Note: Furi is great, but it’s really not worth buying the Limited Run Definitive Edition physical at over $100. Get the digital version and the DLC.
Super Animal Royale
With its bizarrely beguiling combination of cute characters and horrendous violence, Super Animal Royale is an excellent take on the battle royale genre. 64 players start each top-down 2D round and fight to the death against other super animals.
There’s nothing quite as painful as getting to the final two, only to be ambushed and filled with bullets by a cute little beaver wearing a bumble bee outfit.
The range of weapons is great, the different character customization options are great, the maps are great, and even the NPC chats are great. Oh, and it’s free!

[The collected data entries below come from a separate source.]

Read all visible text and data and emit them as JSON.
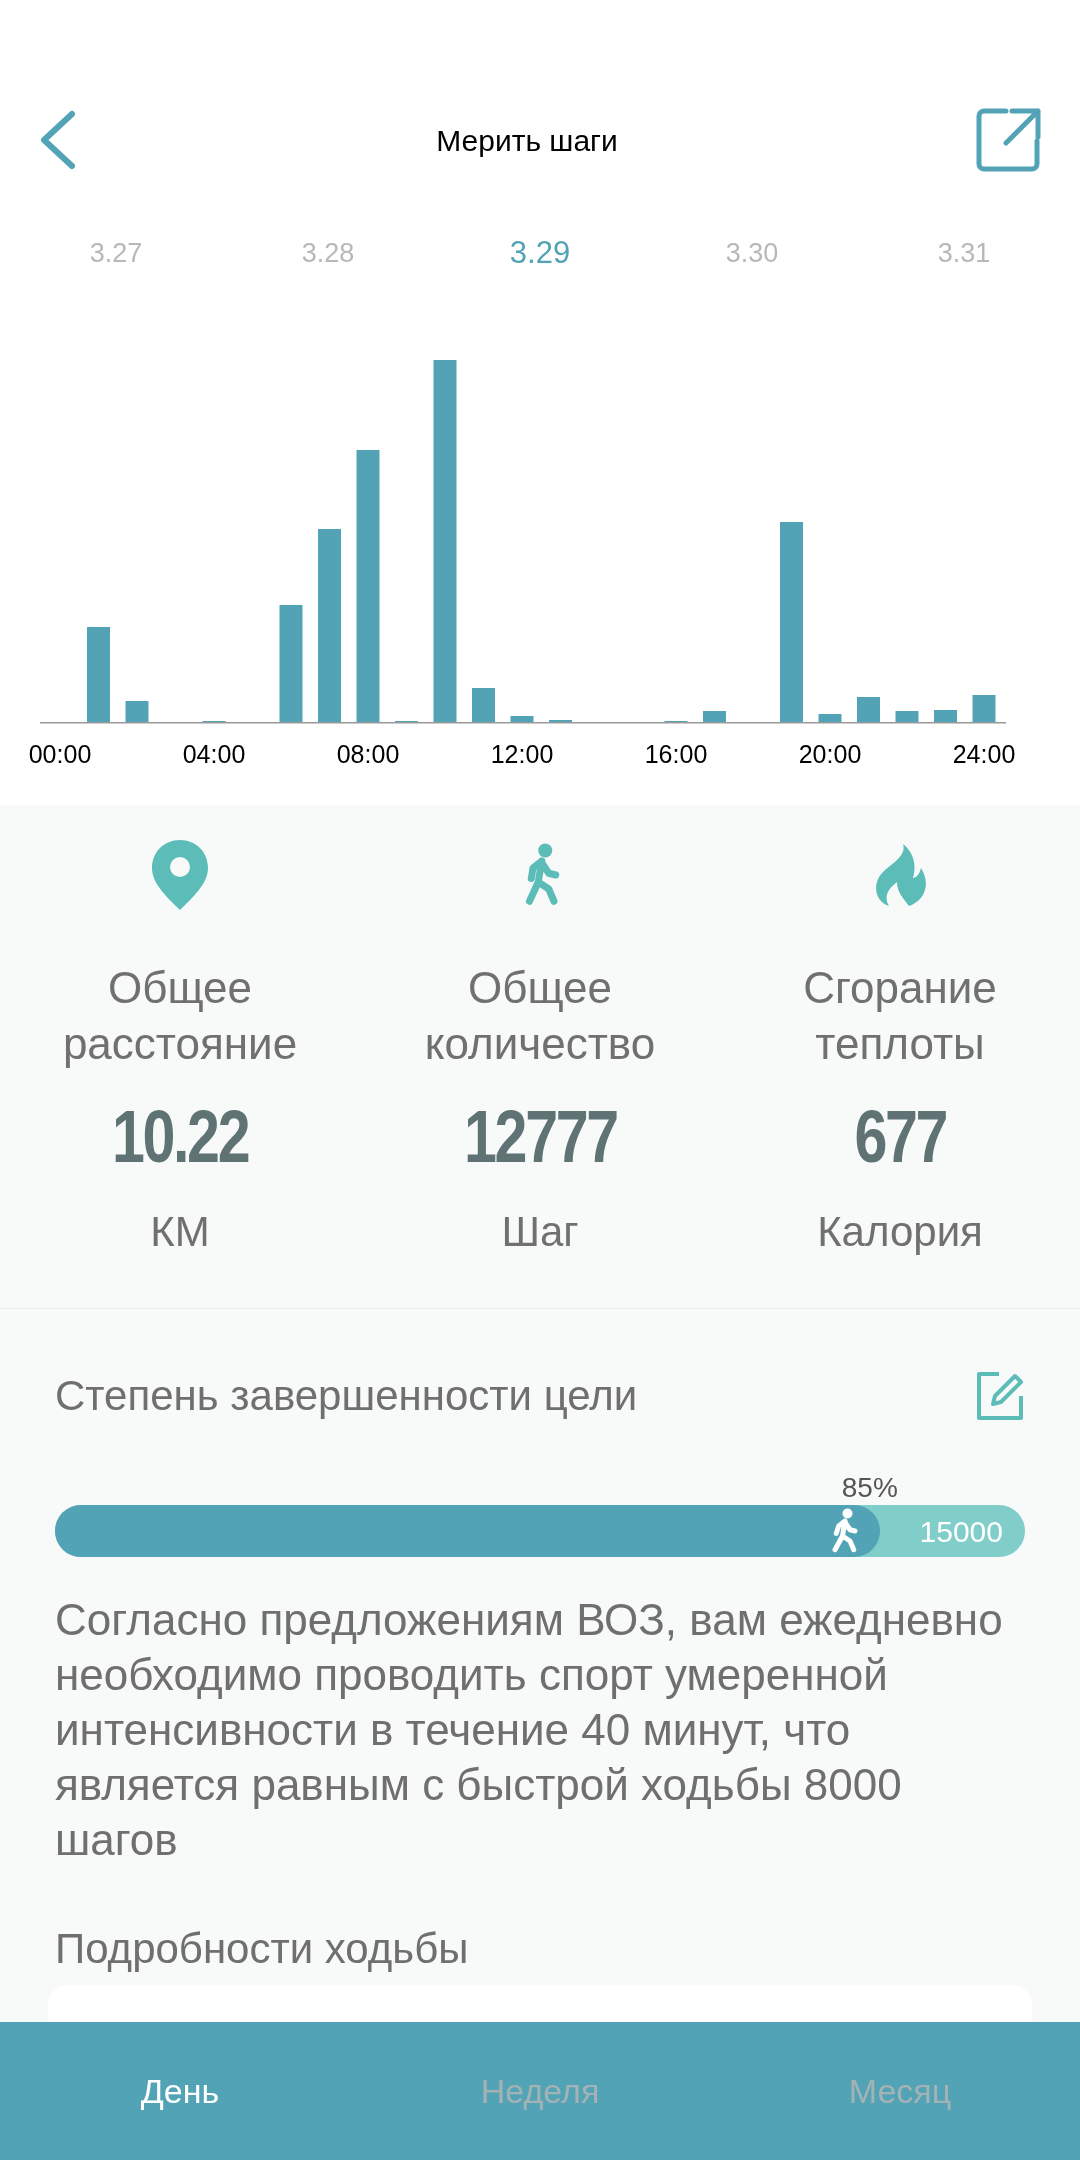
{
  "header": {
    "title": "Мерить шаги"
  },
  "dates": [
    {
      "label": "3.27",
      "selected": false
    },
    {
      "label": "3.28",
      "selected": false
    },
    {
      "label": "3.29",
      "selected": true
    },
    {
      "label": "3.30",
      "selected": false
    },
    {
      "label": "3.31",
      "selected": false
    }
  ],
  "chart": {
    "x_labels": [
      "00:00",
      "04:00",
      "08:00",
      "12:00",
      "16:00",
      "20:00",
      "24:00"
    ]
  },
  "stats": [
    {
      "kind": "distance",
      "label": "Общее расстояние",
      "value": "10.22",
      "unit": "КМ"
    },
    {
      "kind": "steps",
      "label": "Общее количество",
      "value": "12777",
      "unit": "Шаг"
    },
    {
      "kind": "calories",
      "label": "Сгорание теплоты",
      "value": "677",
      "unit": "Калория"
    }
  ],
  "goal": {
    "title": "Степень завершенности цели",
    "percent": "85%",
    "level": 0.85,
    "target": "15000",
    "note": "Согласно предложениям ВОЗ, вам ежедневно необходимо проводить спорт умеренной интенсивности в течение 40 минут, что является равным с быстрой ходьбы 8000 шагов"
  },
  "details": {
    "title": "Подробности ходьбы"
  },
  "tabs": [
    {
      "label": "День",
      "selected": true
    },
    {
      "label": "Неделя",
      "selected": false
    },
    {
      "label": "Месяц",
      "selected": false
    }
  ]
}
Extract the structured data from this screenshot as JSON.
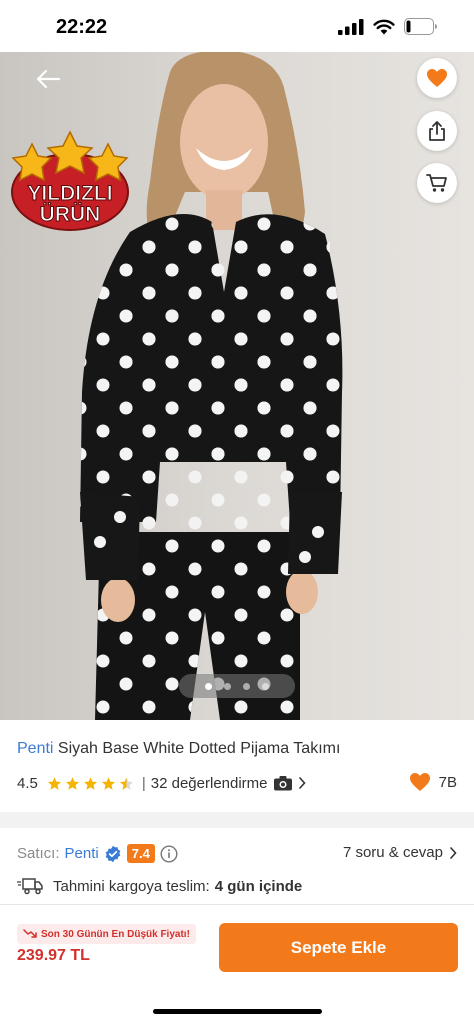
{
  "status_bar": {
    "time": "22:22"
  },
  "hero": {
    "badge_line1": "YILDIZLI",
    "badge_line2": "ÜRÜN",
    "page_count": 4,
    "active_page": 1
  },
  "product": {
    "brand": "Penti",
    "name": "Siyah Base White Dotted Pijama Takımı",
    "rating": "4.5",
    "rating_stars": 4.5,
    "review_separator": "|",
    "review_text": "32 değerlendirme",
    "favorite_count": "7B"
  },
  "seller": {
    "label": "Satıcı:",
    "name": "Penti",
    "score": "7.4",
    "qa_link": "7 soru & cevap",
    "delivery_label": "Tahmini kargoya teslim:",
    "delivery_value": "4 gün içinde"
  },
  "bottom": {
    "lowest_price_badge": "Son 30 Günün En Düşük Fiyatı!",
    "price": "239.97 TL",
    "add_to_cart": "Sepete Ekle"
  },
  "colors": {
    "brand_blue": "#3a7bd5",
    "accent_orange": "#f27a1a",
    "price_red": "#d0312d",
    "star_yellow": "#f5b400"
  }
}
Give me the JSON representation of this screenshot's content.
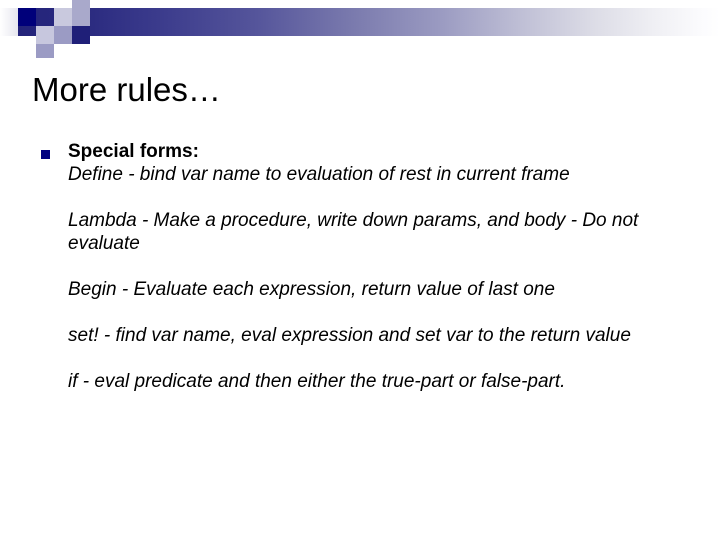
{
  "slide": {
    "title": "More rules…",
    "header_decoration": {
      "name": "gradient-banner",
      "gradient_start_color": "#23237a",
      "gradient_end_color": "#ffffff",
      "accent_square_color": "#00007a"
    },
    "bullet": {
      "marker_color": "#000080",
      "lead_label": "Special forms:"
    },
    "paragraphs": [
      "Define - bind var name to evaluation of rest in current frame",
      "Lambda - Make a procedure, write down params, and body - Do not evaluate",
      "Begin - Evaluate each expression, return value of last one",
      "set! - find var name, eval expression and set var to the return value",
      "if - eval predicate and then either the true-part or false-part."
    ]
  }
}
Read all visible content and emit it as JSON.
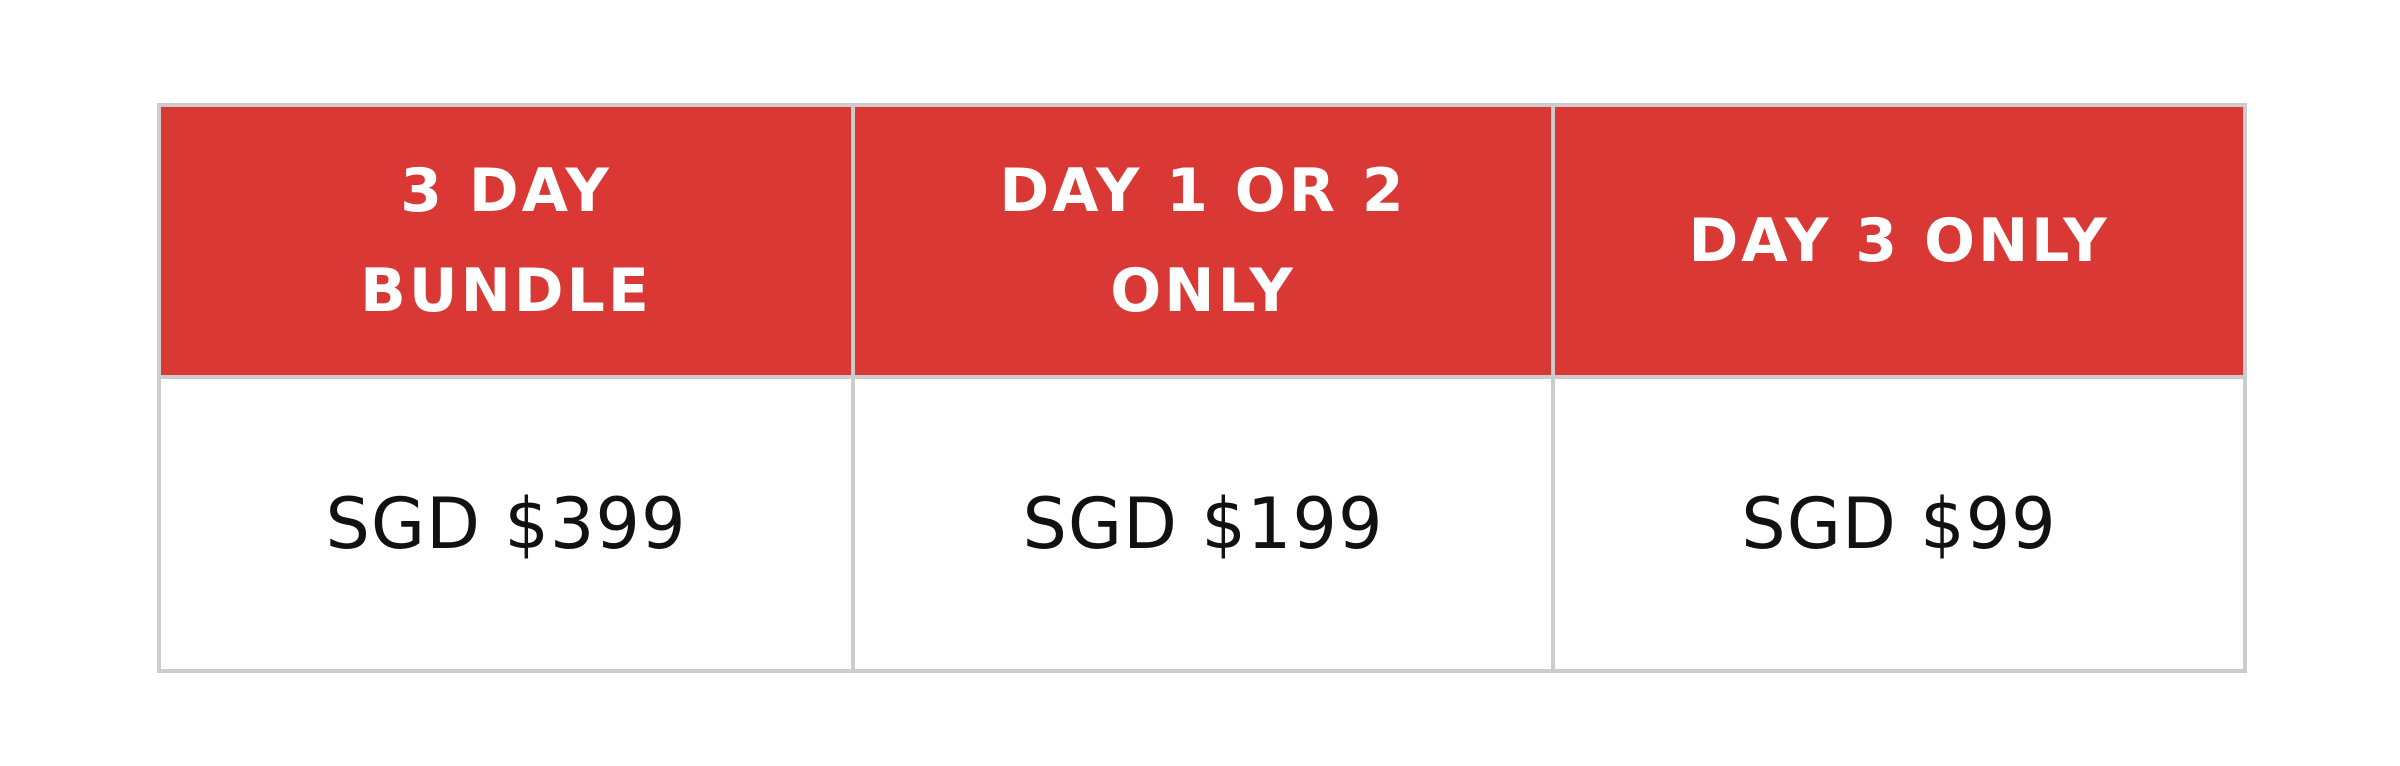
{
  "colors": {
    "header_background": "#d93834",
    "header_text": "#ffffff",
    "price_text": "#111111",
    "border": "#cccccc"
  },
  "pricing_table": {
    "headers": [
      "3 DAY BUNDLE",
      "DAY 1 OR 2 ONLY",
      "DAY 3 ONLY"
    ],
    "prices": [
      "SGD $399",
      "SGD $199",
      "SGD $99"
    ]
  }
}
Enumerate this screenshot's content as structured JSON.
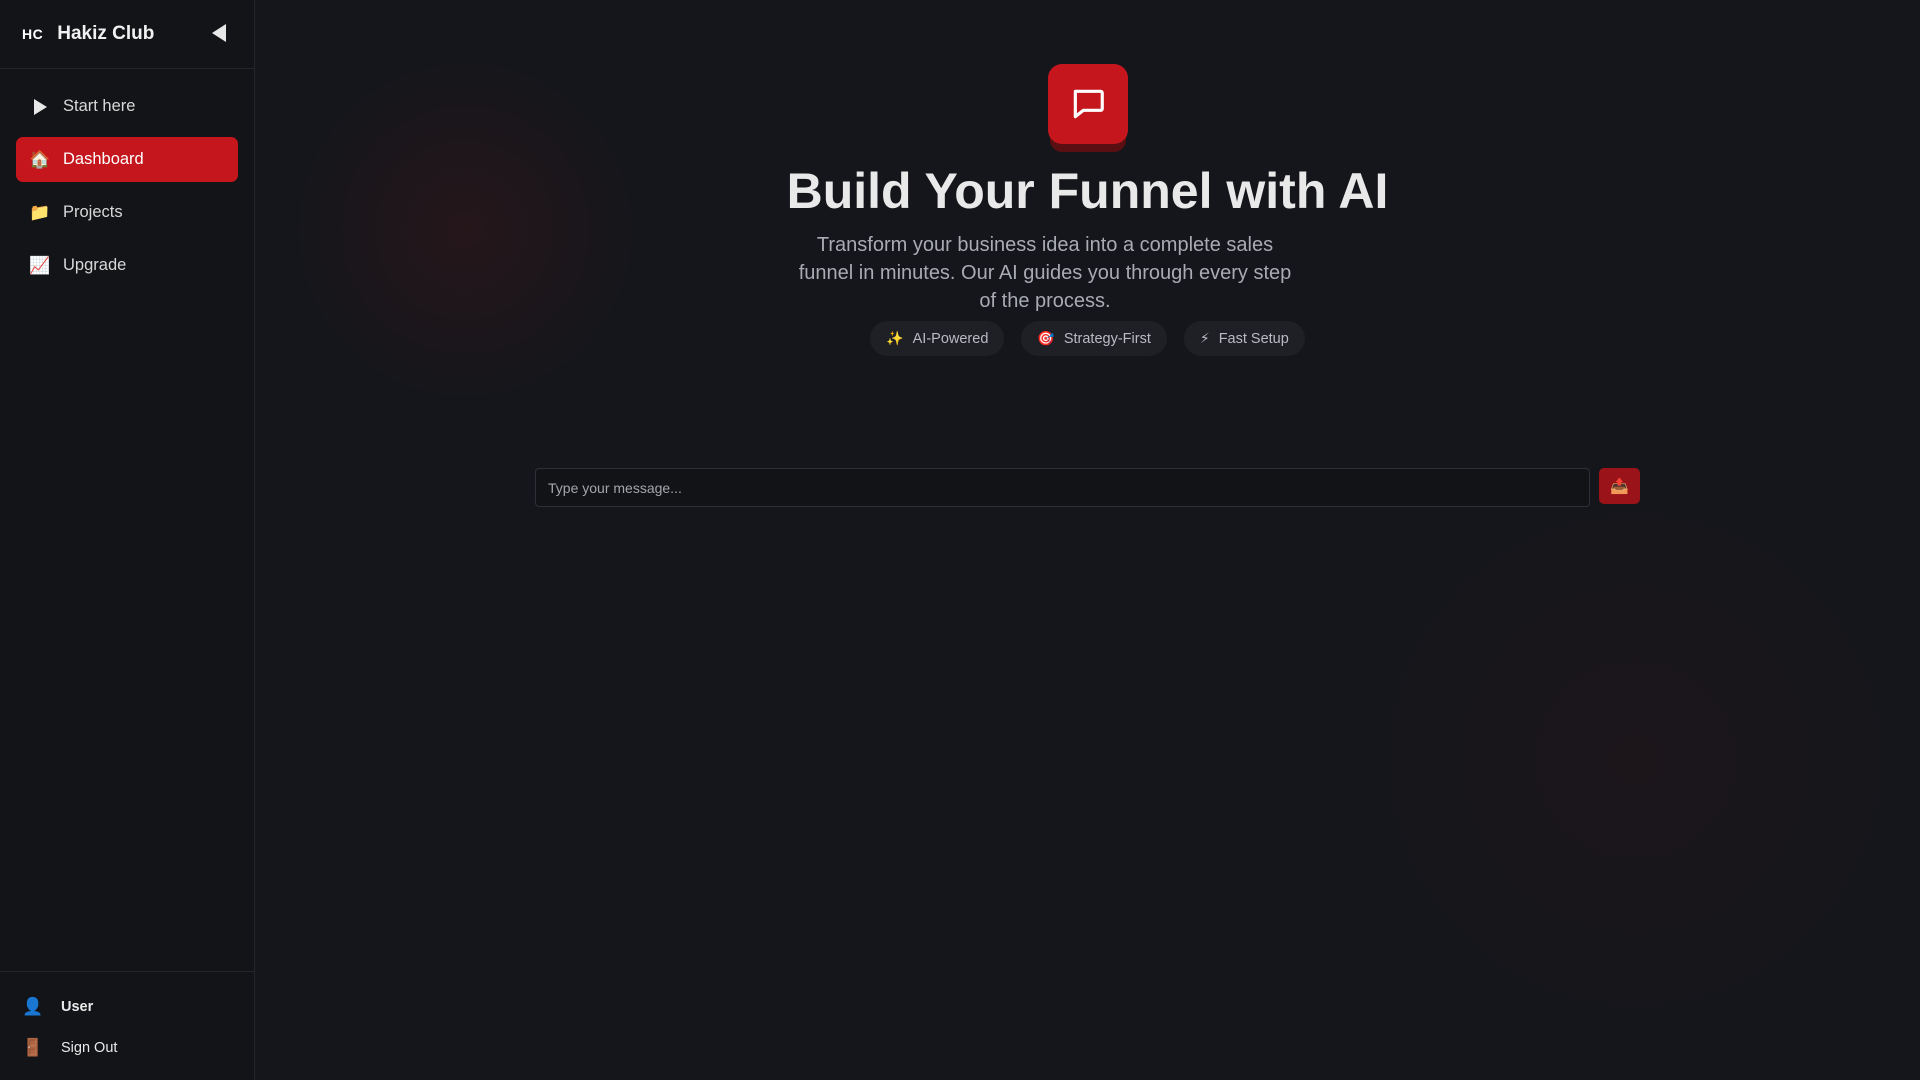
{
  "brand": {
    "logo": "HC",
    "name": "Hakiz Club"
  },
  "nav": {
    "items": [
      {
        "label": "Start here",
        "icon": "play-icon"
      },
      {
        "label": "Dashboard",
        "icon": "house-icon",
        "emoji": "🏠",
        "active": true
      },
      {
        "label": "Projects",
        "icon": "folder-icon",
        "emoji": "📁"
      },
      {
        "label": "Upgrade",
        "icon": "chart-increasing-icon",
        "emoji": "📈"
      }
    ]
  },
  "footer": {
    "user_label": "User",
    "user_emoji": "👤",
    "signout_label": "Sign Out",
    "signout_emoji": "🚪"
  },
  "hero": {
    "title": "Build Your Funnel with AI",
    "subtitle": "Transform your business idea into a complete sales funnel in minutes. Our AI guides you through every step of the process.",
    "chips": [
      {
        "emoji": "✨",
        "label": "AI-Powered",
        "icon": "sparkles-icon"
      },
      {
        "emoji": "🎯",
        "label": "Strategy-First",
        "icon": "target-icon"
      },
      {
        "emoji": "⚡",
        "label": "Fast Setup",
        "icon": "lightning-icon"
      }
    ]
  },
  "chat": {
    "placeholder": "Type your message...",
    "send_emoji": "📤"
  },
  "colors": {
    "accent": "#c4161c",
    "background": "#15161b",
    "sidebar": "#131417"
  }
}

(psssst: Super Animal Royale is free on Steam, too).
Old Man’s Journey
Old Man’s Journey is such a lovely little puzzler.
The environments and the ways in which the Old Man you control hops and bustles through them are positively heartwarming.
When journeying through the Old Man’s memories, I was thinking of the Portuguese word ‘saudade’: melancholy and nostalgic, longing for a buzz that you might never experience again. But, overall, glad that you have the memories to reflect on.
In this sense, Old Man’s Journey has a similar vibe to Spiritfarer – one of my favorite Switch adventure games without combat.
It’s not the longest game of all time – you can get through it in under two hours – but that makes it perfect for a long journey or a cozy sofa session.
Assault Android Cactus+
A weird title for a game for sure. The ‘+’ refers to the fact that the campaign mode on Assault Android Cactus+ is remixed and updated from the original 2015 PC release.
This twin-stick shooter is a bit more forgiving than the likes of Ruiner, leaning away from brutal difficulty toward arcade fun. Plus with local co-op supported in all game modes, it’s a perfect Switch game for couples.
Each level introduces different mechanics and ways to blast your enemies into oblivion. The levels only last a few minutes, too, so it’s too easy (in a good way) to ‘just play one more’.
Don’t forget to collect recharge items during levels to keep your battery level up!
Kao the Kangaroo
Kao the Kangaroo is a series that’s been around for a couple of decades and it’s been resurrected on Switch (and other platforms) in the form of a colorful 3D platformer.
Boxing gloves with alleged magical powers are your main assistance through the largely linear levels.
Combat is fun and not overly challenging and the combo slow-mo animation is satisfying to hit.
It’s no Mario Odyssey, but Kao the Kangaroo is a decent platformer and I’ve had a lot of fun messing around on it.
The 18 best indie games on Switch you might not know about – Summary
There are so many indie options on Switch but, to summarize a few of my favorites: CrossCode is a fantastic 2D indie action RPG on Switch, Horizon Chase Turbo is a tonic for fans of racers, Musou players will get a lot out of Fate/EXTELLA Link, and The Gardens Between is a must-buy indie puzzle adventure.